Second, the platform is implementing an employment verification policy. The practical effect is to create a disclosed-affiliation layer: traders whose employers may have a material interest in a contract's outcome would need to surface that relationship, making it substantially harder to replicate the Army soldier scenario at scale without triggering a flag.
Third, Kalshi is enhancing its whistleblower tooling. Paired with the CFTC's existing whistleblower program — which provides financial awards and anti-retaliation protections — a platform-level intake mechanism lowers the friction for insiders to report manipulation they observe, regardless of whether they approach the CFTC directly.
Kalshi already conducts real-time market monitoring of all trading on its platform and has published guidance on insider trading and market manipulation for its users. The June 10 updates layer on top of that baseline, and their timing — following the February enforcement cases and advisory — is self-evidently responsive.
The Bigger Picture
What emerges from the cumulative record of the past several months is a regulatory apparatus working out, in real time, how to govern a novel asset class that sits at the intersection of financial markets, political speech, and information aggregation. The CFTC has simultaneously prosecuted violations, defended its jurisdiction against state encroachment, and acknowledged — through the ANPRM — that its own prior rulemaking framework was incomplete.
For engineers and compliance professionals building on or integrating with prediction market infrastructure, the immediate operational takeaways are clear: Rule 180.1 applies, employment-affiliation disclosures are becoming standard, and risk-scoring frameworks from the surveillance side of traditional DCMs are migrating into event-contract platforms. The legal boundary between federal and state jurisdiction remains contested and will likely stay that way until the Wisconsin litigation produces a ruling.

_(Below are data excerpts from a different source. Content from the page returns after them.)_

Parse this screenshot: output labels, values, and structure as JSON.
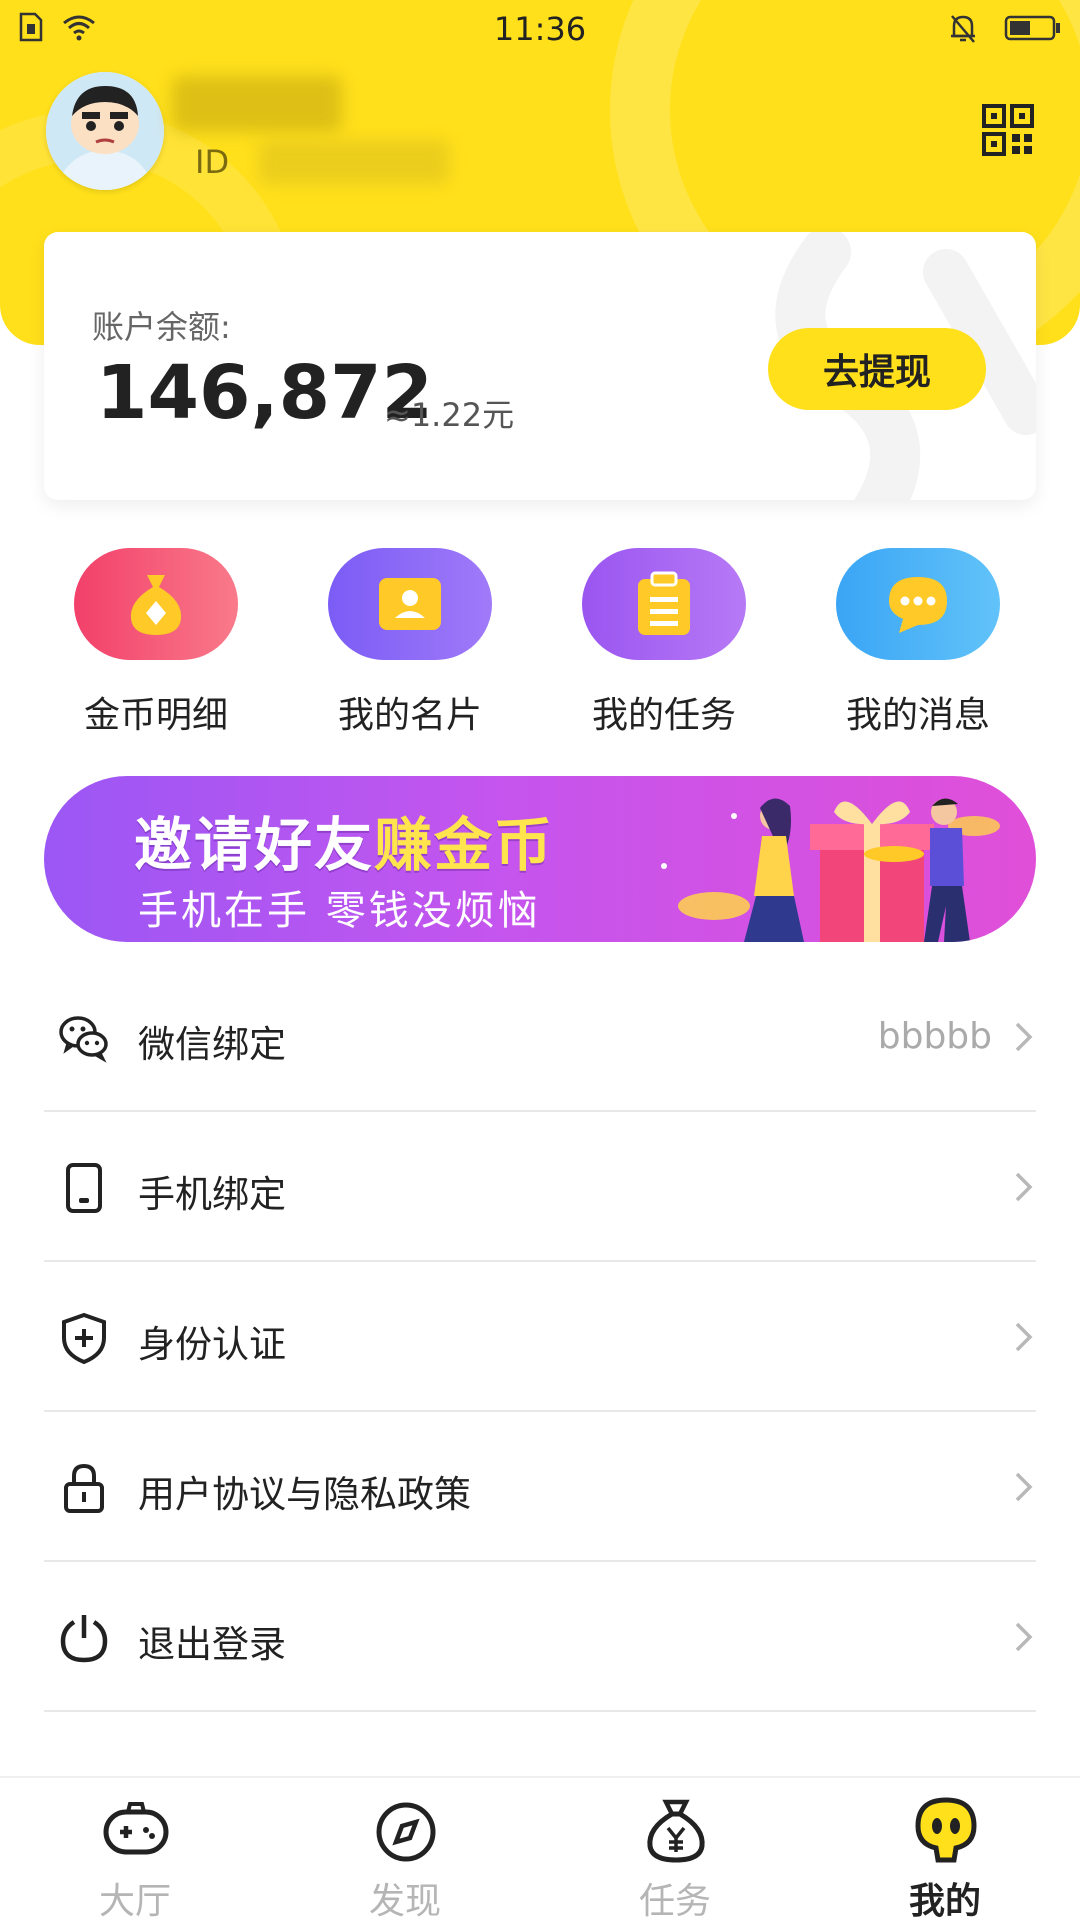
{
  "status_bar": {
    "time": "11:36"
  },
  "profile": {
    "id_label": "ID"
  },
  "balance": {
    "label": "账户余额:",
    "amount": "146,872",
    "approx": "≈1.22元",
    "withdraw_label": "去提现"
  },
  "shortcuts": [
    {
      "label": "金币明细",
      "icon": "money-bag-icon",
      "color": "#F4506A"
    },
    {
      "label": "我的名片",
      "icon": "contact-card-icon",
      "color": "#8A5CF5"
    },
    {
      "label": "我的任务",
      "icon": "clipboard-icon",
      "color": "#9C59F2"
    },
    {
      "label": "我的消息",
      "icon": "chat-bubble-icon",
      "color": "#3FA9F5"
    }
  ],
  "banner": {
    "title_part1": "邀请好友",
    "title_part2": "赚金币",
    "subtitle": "手机在手 零钱没烦恼"
  },
  "menu": [
    {
      "label": "微信绑定",
      "value": "bbbbb",
      "icon": "wechat-icon"
    },
    {
      "label": "手机绑定",
      "value": "",
      "icon": "phone-icon"
    },
    {
      "label": "身份认证",
      "value": "",
      "icon": "shield-icon"
    },
    {
      "label": "用户协议与隐私政策",
      "value": "",
      "icon": "lock-icon"
    },
    {
      "label": "退出登录",
      "value": "",
      "icon": "power-icon"
    }
  ],
  "tabs": [
    {
      "label": "大厅",
      "icon": "gamepad-icon"
    },
    {
      "label": "发现",
      "icon": "compass-icon"
    },
    {
      "label": "任务",
      "icon": "yen-bag-icon"
    },
    {
      "label": "我的",
      "icon": "mascot-icon",
      "active": true
    }
  ],
  "colors": {
    "brand_yellow": "#FFE01B"
  }
}
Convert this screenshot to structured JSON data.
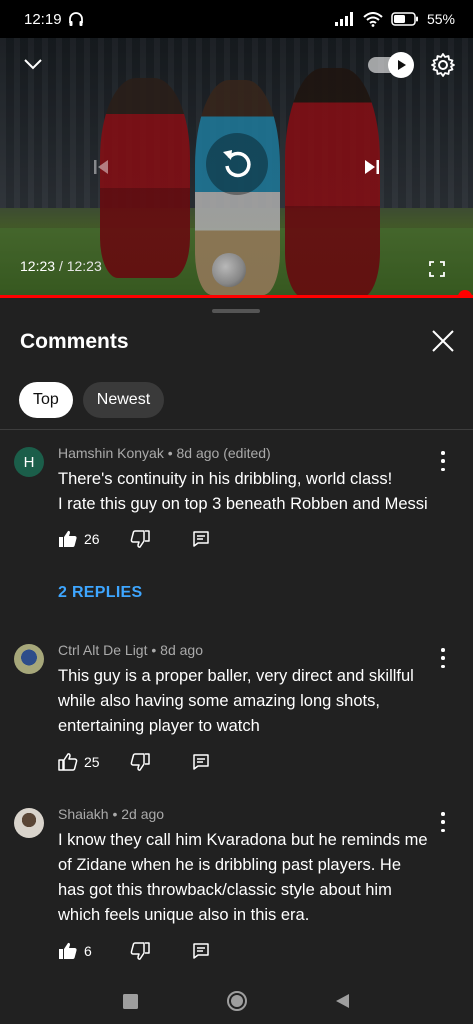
{
  "status_bar": {
    "time": "12:19",
    "battery": "55%",
    "icons": [
      "headphones-icon",
      "signal-icon",
      "wifi-icon",
      "battery-icon"
    ]
  },
  "player": {
    "current_time": "12:23",
    "separator": "/",
    "duration": "12:23",
    "progress": 1.0,
    "autoplay_on": true,
    "icons": [
      "chevron-down-icon",
      "autoplay-toggle-icon",
      "gear-icon",
      "previous-icon",
      "replay-icon",
      "next-icon",
      "fullscreen-icon"
    ]
  },
  "comments_panel": {
    "title": "Comments",
    "close_icon": "close-icon",
    "tabs": [
      {
        "label": "Top",
        "active": true
      },
      {
        "label": "Newest",
        "active": false
      }
    ]
  },
  "comments": [
    {
      "avatar_letter": "H",
      "author": "Hamshin Konyak",
      "meta": "Hamshin Konyak • 8d ago (edited)",
      "lines": [
        "There's continuity in his dribbling, world class!",
        "I rate this guy on top 3 beneath Robben and Messi"
      ],
      "likes": "26",
      "liked": true,
      "replies": "2 REPLIES"
    },
    {
      "avatar_letter": "",
      "author": "Ctrl Alt De Ligt",
      "meta": "Ctrl Alt De Ligt • 8d ago",
      "lines": [
        "This guy is a proper baller, very direct and skillful",
        "while also having some amazing long shots,",
        "entertaining player to watch"
      ],
      "likes": "25",
      "liked": false
    },
    {
      "avatar_letter": "",
      "author": "Shaiakh",
      "meta": "Shaiakh • 2d ago",
      "lines": [
        "I know they call him Kvaradona but he reminds me",
        "of Zidane when he is dribbling past players. He",
        "has got this throwback/classic style about him",
        "which feels unique also in this era."
      ],
      "likes": "6",
      "liked": true
    }
  ],
  "colors": {
    "accent_red": "#ff0000",
    "link_blue": "#3ea6ff",
    "panel_bg": "#212121"
  }
}
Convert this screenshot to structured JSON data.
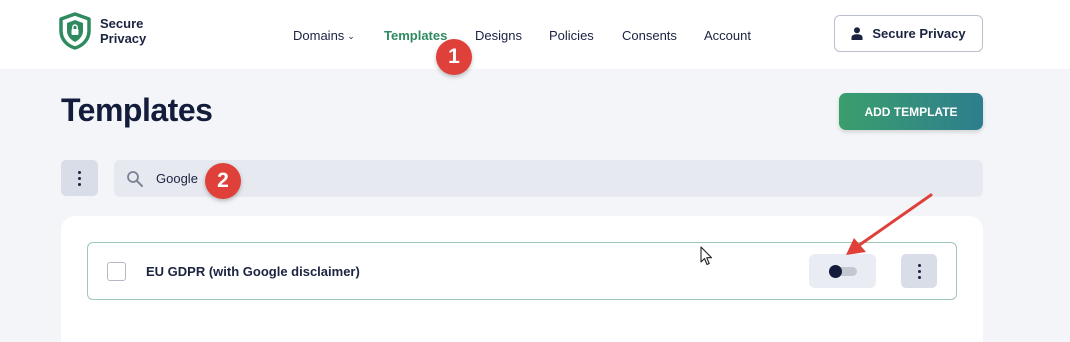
{
  "brand": {
    "name_line1": "Secure",
    "name_line2": "Privacy",
    "logo_icon": "shield-lock-icon",
    "accent_color": "#2f8a5f"
  },
  "nav": {
    "items": [
      {
        "label": "Domains",
        "has_dropdown": true
      },
      {
        "label": "Templates",
        "active": true
      },
      {
        "label": "Designs"
      },
      {
        "label": "Policies"
      },
      {
        "label": "Consents"
      },
      {
        "label": "Account"
      }
    ]
  },
  "user_button": {
    "label": "Secure Privacy",
    "icon": "user-icon"
  },
  "page": {
    "title": "Templates"
  },
  "add_template": {
    "label": "ADD TEMPLATE"
  },
  "search": {
    "value": "Google",
    "icon": "search-icon"
  },
  "templates": [
    {
      "name": "EU GDPR (with Google disclaimer)",
      "enabled": false
    }
  ],
  "annotations": {
    "step1": "1",
    "step2": "2",
    "badge_color": "#e0403a"
  }
}
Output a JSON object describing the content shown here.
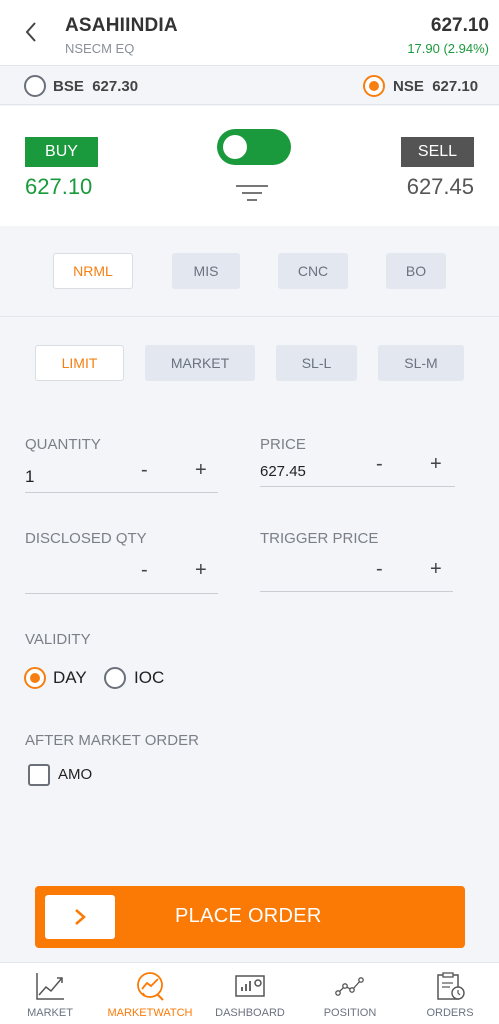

The longer arc, in my view, points toward a sector that survives regulatory scrutiny and matures into a recognized, if still contested, financial instrument class — not because the politics around it are simple, but because the informational utility of well-designed prediction markets is difficult to dismiss once you have seen it function at scale. The compliance infrastructure being built now is what that maturity requires.